Sphinx user stories by Stéphane Varoqui

Stephane Varoqui, Field Services SkySQL, Vlad Fedorkov, Director of PS, Sphinx Inc, Christophe Gesche, LAMP Expert, Delcampe, Herve Seignole, Web Architect, Groupe Pierre & Vacances Center Parcs – this is a big talk!

Pros: Filtering takes place on attributes in separate tables. Rely on the optimizer choice. HASH JOIN can help (MariaDB 5.3). Table elimination can help (MariaDB 5.2). ICP Index Condition Pushdown can help (MariaDB 5.3/MySQL 5.6). Max 80M documents at Pixmania, all queries come in less than 1s using 128GB of RAM (MariaDB 5.2). At PAP.fr, there is 16GB RAM with MariaDB 5.2.

Cons: CPU intensive (replication with many slaves). Need covering indexes to cover various !filter !order. Join & sorting cost on lazy filtering.

The more indexes you have in the system, the more you need to increase the main memory of the server. Keep the Btree’s in memory.

What about denormalized schemas? Not really CPU intensive, just IO. Can go to disk, full partition scan with filtering taking place on record order using covering index. Can shard but not that easy. Use the spider storage engine or shard-query. Can use memory engine for isolation. There are cons like duplicate data, duplicate indexes, missing material views, merge index cost, impact on write performance, and can consume a lot of memory with many indexes.

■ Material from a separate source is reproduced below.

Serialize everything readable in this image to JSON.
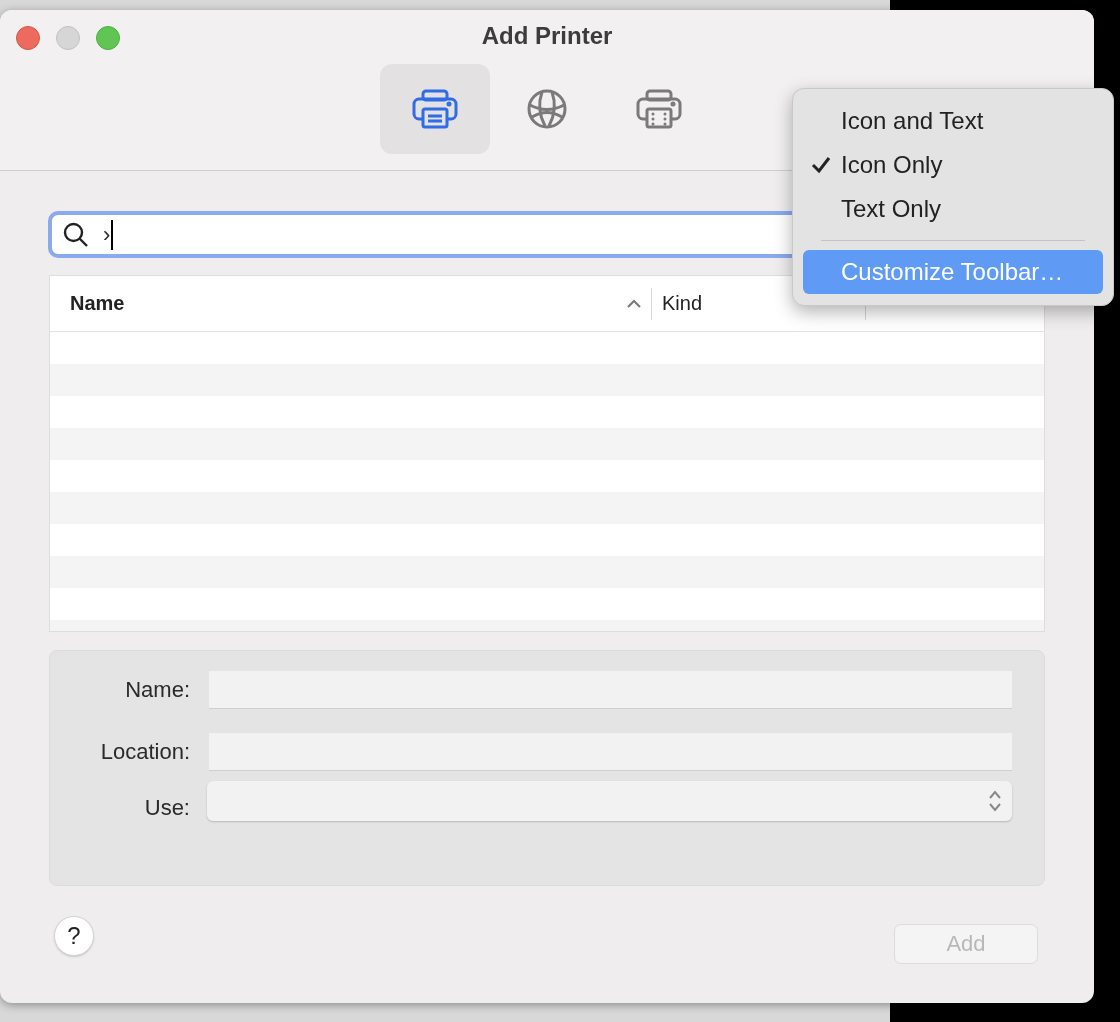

MySQL can push hardware, so read less/do less/read serialized/map reduce to get better latency. Chose data type wisely, replace string with numeric, vertical & horizontal sharing, snowflake compression (combination of attributes, build a table of the combination and replace it with an ID). If you are lazy, just use Sphinx!

Sphinx is just another daemon that can serve queries. Its easy to setup, easy to scale, storage engine makes it accessible to current MySQL users, API in core MariaDB (SphinxSE), SphinxQL, SphinxSE is transparent to the application layer of MySQL protocol.

Demo done using the Employees DB.

Pierre & Vacances – Centerparcs. Free text search, they use MariaDB using Levenshtein UDF implementation. Went live 01/2011. First implementation of Sphinx (12 indexes). Its grown, they use PHP API. The new goal is to never send an empty result. 1 index per website/market, with a total of 15 million docs. Index built on standalone server. Using internal gearman job schedule to generate index before cache generated. Current monitoring is via Nagios & perl, but the next step is to use Monyog & MariaDB INFORMATION_SCHEMA plugin.

Delcampe is an auction website with 45M ‘active’ items. Its dedicated for collectors. 3 string fields, and 15 attributes. 40-120K new items daily. Started with mysql fulltext in 2007, moved to Sphinx in 2008. There was a need to have more filters. Now they have 5 sphinx servers + 1 MySQL server. HAproxy to load balance.